Coelenterates are different from sponges in that they: 1) have stinging tentacles; 2) have muscles that enable them to change shape; and 3) secrete digestive juices from glands in the endoderm. The mouth is surrounded by tentacles that push food into a sack-like stomach cavity called the coelenteron (whence the name of the phylum). In the coelenteron, food is digested and distributed; waste is expelled through the mouth.
Coelenterates lack respiratory and circulatory organs and blood. They have a simple nervous system in the body wall. Coelenterates reproduce sexually, asexually by budding, and by alternation of these two processes. Most are marine animals and live in all temperatures and depth ranges of the oceans. Some characteristics of past environments can be determined if coral reefs are found in rock, because almost all reef-forming corals live in tropical. shallow, well -illuminated, low-nutrient (non-polluted) water. Coelenterates began evolving in the Precambrian (pre-543 million years ago) and are living now.
Honeycomb coral (genus Favosites) - This fossil gets its common name from its resemblance to a honeycomb. Each six-sided cylinder in the fossil is the protective limy shell of a single animal - the animal, called a polyp, has long since decayed. The polyp and its protective covering are part of a coral head formed by a coral colony. The horizontal layers that extend between the walls of the skeleton are named tabulae. These are floors that the polyp secreted as it grew and moved higher off the sea bottom. Favosites and other Paleozoic corals with tabulae are assigned to the extinct coral order Tabulata. All tabulate corals were colonial. Colonial means that all of the animals that compose a coral head are genetically identical, and are clones produced by asexual budding. This honeycomb coral existed during the Devonian (400 million years ago).
Horn coral (order Rugosa) - The order Rugosa gets its name from the wrinkles on the
fossils' tough exterior covering. These horizontal wrinkles are the results of growth spurts
(perhaps seasonal). The common name "horn coral " used for solitary rugose corals comes from their resemblance to a cow horn. Septa can be seen at the top or calyx of the coral. Septa are partitions that divided the hollow stomach cavity (coelenteron) into compartments. The septa radiate from the center of the calyx. Horn corals lived as individual coralites, or formed colonial coral heads composed of a number of coralites. They, like the honeycomb coral, appeared in the Late Cambrian (ca. 500 million years ago) and went extinct just before the Age of Dinosaurs (ca. 220 million years ago).

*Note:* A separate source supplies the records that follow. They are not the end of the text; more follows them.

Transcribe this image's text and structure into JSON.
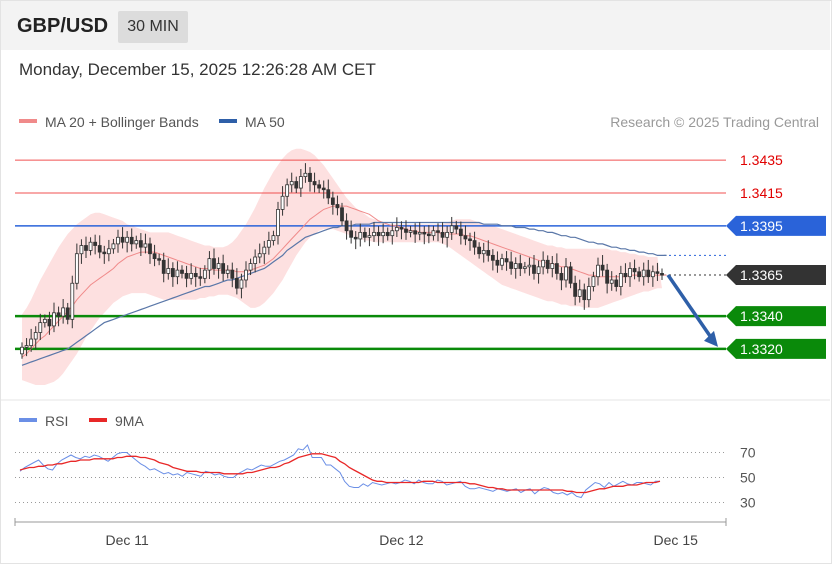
{
  "header": {
    "symbol": "GBP/USD",
    "interval": "30 MIN",
    "datetime": "Monday, December 15, 2025 12:26:28 AM CET",
    "copyright": "Research © 2025 Trading Central"
  },
  "legend": {
    "ma20": "MA 20 + Bollinger Bands",
    "ma50": "MA 50",
    "rsi": "RSI",
    "rsi9ma": "9MA"
  },
  "colors": {
    "candle": "#333333",
    "ma20": "#f08a8a",
    "bollinger_fill": "#fde0e0",
    "ma50": "#5a77a8",
    "resistance": "#f05050",
    "resistance_text": "#e00000",
    "ma_level": "#2a63d9",
    "support": "#0a8a0a",
    "current": "#333333",
    "arrow": "#2e5fa8",
    "rsi": "#6b8fe6",
    "rsi_ma": "#e82828"
  },
  "chart_data": [
    {
      "type": "candlestick",
      "ylim": [
        1.3298,
        1.3454
      ],
      "x_ticks": [
        "Dec 11",
        "Dec 12",
        "Dec 15"
      ],
      "x_tick_index": [
        23,
        83,
        143
      ],
      "levels": [
        {
          "label": "1.3435",
          "value": 1.3435,
          "kind": "resistance"
        },
        {
          "label": "1.3415",
          "value": 1.3415,
          "kind": "resistance"
        },
        {
          "label": "1.3395",
          "value": 1.3395,
          "kind": "ma_level"
        },
        {
          "label": "1.3365",
          "value": 1.3365,
          "kind": "current"
        },
        {
          "label": "1.3340",
          "value": 1.334,
          "kind": "support"
        },
        {
          "label": "1.3320",
          "value": 1.332,
          "kind": "support"
        }
      ],
      "forecast": {
        "from": 1.3365,
        "to": 1.332
      },
      "close": [
        1.3321,
        1.3322,
        1.3326,
        1.333,
        1.3336,
        1.3338,
        1.3334,
        1.3342,
        1.334,
        1.3345,
        1.3338,
        1.336,
        1.3378,
        1.3383,
        1.338,
        1.3385,
        1.3383,
        1.3379,
        1.3378,
        1.3381,
        1.3384,
        1.3388,
        1.3385,
        1.3388,
        1.3384,
        1.3386,
        1.3382,
        1.3384,
        1.3378,
        1.3375,
        1.3374,
        1.3366,
        1.3369,
        1.3364,
        1.3368,
        1.3366,
        1.3363,
        1.3366,
        1.3364,
        1.3363,
        1.3368,
        1.3375,
        1.3369,
        1.3372,
        1.3366,
        1.3368,
        1.3363,
        1.3357,
        1.3362,
        1.3368,
        1.3372,
        1.3376,
        1.3378,
        1.3382,
        1.3386,
        1.3389,
        1.3405,
        1.3413,
        1.342,
        1.3422,
        1.3418,
        1.3425,
        1.3427,
        1.3422,
        1.342,
        1.3418,
        1.3417,
        1.3412,
        1.3408,
        1.3406,
        1.3398,
        1.3392,
        1.3388,
        1.3387,
        1.3391,
        1.3388,
        1.3389,
        1.3391,
        1.3389,
        1.3391,
        1.3389,
        1.3392,
        1.3394,
        1.3393,
        1.3391,
        1.3392,
        1.339,
        1.3391,
        1.339,
        1.3389,
        1.3392,
        1.3391,
        1.3388,
        1.3391,
        1.3395,
        1.3393,
        1.3389,
        1.3387,
        1.3386,
        1.3382,
        1.3378,
        1.338,
        1.3377,
        1.3374,
        1.3371,
        1.3375,
        1.3373,
        1.3369,
        1.3372,
        1.3369,
        1.337,
        1.3371,
        1.3366,
        1.337,
        1.3374,
        1.3369,
        1.3372,
        1.3366,
        1.3362,
        1.337,
        1.336,
        1.3352,
        1.3356,
        1.335,
        1.3358,
        1.3364,
        1.3371,
        1.3368,
        1.336,
        1.3362,
        1.3358,
        1.3366,
        1.3364,
        1.3369,
        1.3367,
        1.3364,
        1.3368,
        1.3364,
        1.3367,
        1.3366,
        1.3365
      ],
      "ma20": [
        1.3315,
        1.3317,
        1.332,
        1.3323,
        1.3326,
        1.3328,
        1.3331,
        1.3334,
        1.3337,
        1.334,
        1.3343,
        1.3346,
        1.335,
        1.3353,
        1.3356,
        1.3359,
        1.3361,
        1.3363,
        1.3365,
        1.3367,
        1.3369,
        1.3372,
        1.3374,
        1.3376,
        1.3377,
        1.3378,
        1.3379,
        1.3379,
        1.3379,
        1.3379,
        1.3378,
        1.3377,
        1.3376,
        1.3375,
        1.3374,
        1.3373,
        1.3372,
        1.3371,
        1.337,
        1.3369,
        1.3369,
        1.3369,
        1.3368,
        1.3368,
        1.3368,
        1.3368,
        1.3368,
        1.3367,
        1.3367,
        1.3367,
        1.3368,
        1.3369,
        1.337,
        1.3371,
        1.3373,
        1.3375,
        1.3378,
        1.3381,
        1.3384,
        1.3387,
        1.339,
        1.3393,
        1.3396,
        1.3399,
        1.3401,
        1.3403,
        1.3405,
        1.3406,
        1.3407,
        1.3407,
        1.3407,
        1.3407,
        1.3406,
        1.3405,
        1.3404,
        1.3403,
        1.3402,
        1.34,
        1.3398,
        1.3397,
        1.3396,
        1.3395,
        1.3395,
        1.3394,
        1.3393,
        1.3392,
        1.3392,
        1.3391,
        1.3391,
        1.3391,
        1.3391,
        1.3391,
        1.339,
        1.339,
        1.339,
        1.339,
        1.339,
        1.3389,
        1.3389,
        1.3388,
        1.3387,
        1.3386,
        1.3385,
        1.3384,
        1.3383,
        1.3382,
        1.3381,
        1.338,
        1.3379,
        1.3378,
        1.3377,
        1.3376,
        1.3375,
        1.3374,
        1.3373,
        1.3372,
        1.3372,
        1.3371,
        1.337,
        1.337,
        1.3369,
        1.3368,
        1.3367,
        1.3366,
        1.3365,
        1.3365,
        1.3364,
        1.3364,
        1.3364,
        1.3364,
        1.3364,
        1.3364,
        1.3364,
        1.3365,
        1.3365,
        1.3365,
        1.3365,
        1.3365,
        1.3365,
        1.3365,
        1.3365,
        1.3365
      ],
      "bb_upper": [
        1.3341,
        1.3345,
        1.335,
        1.3356,
        1.3362,
        1.3367,
        1.3372,
        1.3377,
        1.3382,
        1.3386,
        1.339,
        1.3393,
        1.3396,
        1.3398,
        1.34,
        1.3402,
        1.3403,
        1.3403,
        1.3402,
        1.3401,
        1.34,
        1.3399,
        1.3398,
        1.3396,
        1.3395,
        1.3394,
        1.3393,
        1.3392,
        1.3391,
        1.3391,
        1.3391,
        1.3391,
        1.3391,
        1.339,
        1.3389,
        1.3388,
        1.3387,
        1.3386,
        1.3385,
        1.3384,
        1.3383,
        1.3383,
        1.3382,
        1.3382,
        1.3382,
        1.3383,
        1.3385,
        1.3388,
        1.3392,
        1.3396,
        1.3401,
        1.3406,
        1.3412,
        1.3418,
        1.3423,
        1.3428,
        1.3432,
        1.3436,
        1.3439,
        1.3441,
        1.3442,
        1.3442,
        1.3441,
        1.344,
        1.3438,
        1.3435,
        1.3432,
        1.3428,
        1.3424,
        1.342,
        1.3416,
        1.3412,
        1.3409,
        1.3406,
        1.3404,
        1.3402,
        1.34,
        1.3399,
        1.3398,
        1.3397,
        1.3396,
        1.3396,
        1.3396,
        1.3396,
        1.3396,
        1.3396,
        1.3396,
        1.3396,
        1.3396,
        1.3396,
        1.3396,
        1.3396,
        1.3396,
        1.3397,
        1.3398,
        1.3399,
        1.3399,
        1.3399,
        1.3399,
        1.3398,
        1.3397,
        1.3396,
        1.3396,
        1.3395,
        1.3394,
        1.3393,
        1.3392,
        1.3391,
        1.339,
        1.3389,
        1.3388,
        1.3387,
        1.3386,
        1.3385,
        1.3384,
        1.3383,
        1.3383,
        1.3382,
        1.3382,
        1.3381,
        1.3381,
        1.3381,
        1.3381,
        1.3381,
        1.3381,
        1.3381,
        1.3381,
        1.3381,
        1.3381,
        1.338,
        1.338,
        1.3379,
        1.3379,
        1.3378,
        1.3378,
        1.3377,
        1.3377,
        1.3376,
        1.3376,
        1.3376
      ],
      "bb_lower": [
        1.3301,
        1.33,
        1.3299,
        1.3298,
        1.3298,
        1.3298,
        1.3299,
        1.33,
        1.3302,
        1.3305,
        1.3309,
        1.3313,
        1.3317,
        1.3322,
        1.3327,
        1.3331,
        1.3335,
        1.3339,
        1.3342,
        1.3345,
        1.3348,
        1.335,
        1.3352,
        1.3353,
        1.3354,
        1.3354,
        1.3354,
        1.3354,
        1.3353,
        1.3352,
        1.3351,
        1.335,
        1.335,
        1.335,
        1.335,
        1.335,
        1.335,
        1.335,
        1.335,
        1.3351,
        1.3351,
        1.3352,
        1.3352,
        1.3353,
        1.3353,
        1.3353,
        1.3352,
        1.3351,
        1.3349,
        1.3347,
        1.3345,
        1.3345,
        1.3346,
        1.3348,
        1.3351,
        1.3354,
        1.3358,
        1.3362,
        1.3367,
        1.3372,
        1.3377,
        1.3381,
        1.3385,
        1.3388,
        1.339,
        1.3392,
        1.3393,
        1.3393,
        1.3393,
        1.3392,
        1.3391,
        1.339,
        1.3389,
        1.3388,
        1.3387,
        1.3386,
        1.3386,
        1.3385,
        1.3385,
        1.3385,
        1.3385,
        1.3385,
        1.3385,
        1.3385,
        1.3385,
        1.3385,
        1.3385,
        1.3385,
        1.3385,
        1.3385,
        1.3385,
        1.3385,
        1.3384,
        1.3383,
        1.3381,
        1.3379,
        1.3377,
        1.3375,
        1.3373,
        1.3371,
        1.3369,
        1.3367,
        1.3365,
        1.3363,
        1.3361,
        1.3359,
        1.3358,
        1.3357,
        1.3356,
        1.3355,
        1.3354,
        1.3353,
        1.3352,
        1.3351,
        1.335,
        1.3349,
        1.3349,
        1.3348,
        1.3347,
        1.3347,
        1.3346,
        1.3346,
        1.3346,
        1.3345,
        1.3345,
        1.3345,
        1.3345,
        1.3346,
        1.3347,
        1.3348,
        1.3349,
        1.335,
        1.3351,
        1.3352,
        1.3353,
        1.3354,
        1.3355,
        1.3355,
        1.3356,
        1.3357,
        1.3357,
        1.3358,
        1.3358,
        1.3358
      ],
      "ma50": [
        1.331,
        1.3311,
        1.3312,
        1.3313,
        1.3314,
        1.3315,
        1.3316,
        1.3317,
        1.3318,
        1.3319,
        1.332,
        1.3322,
        1.3324,
        1.3326,
        1.3328,
        1.333,
        1.3332,
        1.3334,
        1.3336,
        1.3337,
        1.3338,
        1.3339,
        1.334,
        1.3341,
        1.3342,
        1.3343,
        1.3344,
        1.3345,
        1.3346,
        1.3347,
        1.3348,
        1.3349,
        1.335,
        1.3351,
        1.3352,
        1.3353,
        1.3354,
        1.3355,
        1.3356,
        1.3357,
        1.3358,
        1.3358,
        1.3359,
        1.336,
        1.3361,
        1.3362,
        1.3362,
        1.3363,
        1.3364,
        1.3365,
        1.3366,
        1.3367,
        1.3368,
        1.3369,
        1.3371,
        1.3373,
        1.3375,
        1.3377,
        1.338,
        1.3382,
        1.3384,
        1.3386,
        1.3388,
        1.3389,
        1.339,
        1.3391,
        1.3392,
        1.3393,
        1.3394,
        1.3394,
        1.3395,
        1.3395,
        1.3395,
        1.3396,
        1.3396,
        1.3396,
        1.3396,
        1.3397,
        1.3397,
        1.3397,
        1.3397,
        1.3397,
        1.3397,
        1.3397,
        1.3397,
        1.3397,
        1.3397,
        1.3397,
        1.3397,
        1.3397,
        1.3397,
        1.3397,
        1.3397,
        1.3397,
        1.3397,
        1.3397,
        1.3397,
        1.3397,
        1.3397,
        1.3397,
        1.3397,
        1.3396,
        1.3396,
        1.3396,
        1.3396,
        1.3395,
        1.3395,
        1.3395,
        1.3394,
        1.3394,
        1.3394,
        1.3393,
        1.3393,
        1.3392,
        1.3392,
        1.3391,
        1.3391,
        1.339,
        1.3389,
        1.3389,
        1.3388,
        1.3388,
        1.3387,
        1.3386,
        1.3385,
        1.3385,
        1.3384,
        1.3384,
        1.3383,
        1.3382,
        1.3382,
        1.3381,
        1.3381,
        1.338,
        1.338,
        1.3379,
        1.3379,
        1.3378,
        1.3378,
        1.3377,
        1.3377,
        1.3377
      ]
    },
    {
      "type": "line",
      "ylim": [
        20,
        80
      ],
      "y_ticks": [
        "70",
        "50",
        "30"
      ],
      "y_tick_values": [
        70,
        50,
        30
      ],
      "series": [
        {
          "name": "RSI",
          "values": [
            55,
            58,
            60,
            62,
            64,
            60,
            57,
            56,
            61,
            64,
            66,
            68,
            66,
            65,
            67,
            66,
            68,
            67,
            65,
            63,
            66,
            69,
            70,
            70,
            67,
            64,
            61,
            59,
            56,
            57,
            55,
            53,
            54,
            52,
            53,
            51,
            54,
            53,
            52,
            51,
            55,
            54,
            52,
            53,
            51,
            50,
            50,
            53,
            55,
            57,
            56,
            58,
            60,
            59,
            59,
            61,
            63,
            64,
            66,
            68,
            73,
            72,
            76,
            66,
            66,
            66,
            60,
            60,
            57,
            54,
            47,
            43,
            42,
            42,
            45,
            43,
            46,
            45,
            44,
            45,
            46,
            45,
            46,
            48,
            47,
            45,
            48,
            46,
            45,
            45,
            48,
            47,
            44,
            45,
            46,
            47,
            43,
            41,
            41,
            42,
            41,
            40,
            39,
            41,
            40,
            39,
            40,
            41,
            38,
            40,
            41,
            37,
            40,
            42,
            41,
            38,
            37,
            38,
            36,
            38,
            35,
            34,
            40,
            43,
            46,
            45,
            42,
            46,
            43,
            45,
            47,
            45,
            44,
            46,
            46,
            45,
            44,
            47,
            47
          ]
        },
        {
          "name": "9MA",
          "values": [
            56,
            57,
            58,
            58,
            59,
            59,
            60,
            60,
            61,
            61,
            62,
            63,
            63,
            64,
            64,
            64,
            65,
            65,
            65,
            65,
            65,
            66,
            66,
            67,
            67,
            67,
            66,
            66,
            65,
            64,
            62,
            61,
            60,
            58,
            57,
            56,
            55,
            55,
            55,
            54,
            54,
            54,
            54,
            54,
            53,
            53,
            53,
            53,
            53,
            54,
            54,
            55,
            56,
            57,
            58,
            58,
            59,
            61,
            62,
            64,
            66,
            67,
            68,
            69,
            69,
            69,
            68,
            67,
            66,
            63,
            61,
            58,
            56,
            54,
            52,
            50,
            48,
            47,
            47,
            46,
            46,
            46,
            46,
            46,
            46,
            46,
            46,
            47,
            47,
            47,
            46,
            46,
            46,
            46,
            46,
            46,
            46,
            45,
            45,
            44,
            43,
            42,
            42,
            41,
            41,
            40,
            40,
            40,
            40,
            40,
            40,
            40,
            40,
            40,
            40,
            40,
            40,
            40,
            39,
            39,
            38,
            38,
            38,
            39,
            40,
            41,
            41,
            42,
            43,
            43,
            43,
            44,
            44,
            44,
            45,
            46,
            46,
            46,
            47
          ]
        }
      ]
    }
  ]
}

Conularida (class) - Conularids are an
extinct group of marine animals. Recent work
(in 2002) in the State Museum shows their earliest
appearance in the Middle Cambrian (ca.
505 million years ago). Conularids are known
from thin-walled, cone-like external shells.
These shells have a square cross-section.
Shallow depressions along the four edges of
the shell and along the midline of each face of
the shell are present. Additional recent State
Museum work also shows that conularids
were attached to the sea floor at their tips. The
square cross section of conularids and sedentary
(fixed in one place) life mode are known
in the larval stages of some modem jellyfish.
For these reasons, many paleontologists regard
conularids as a group within the phylum
Coelenterata. Conularids seem to have had a
similar mode of life as horn corals, but preferred
muddier, poorly illuminated sea floors.
Conularids disappeared in the Carboniferous.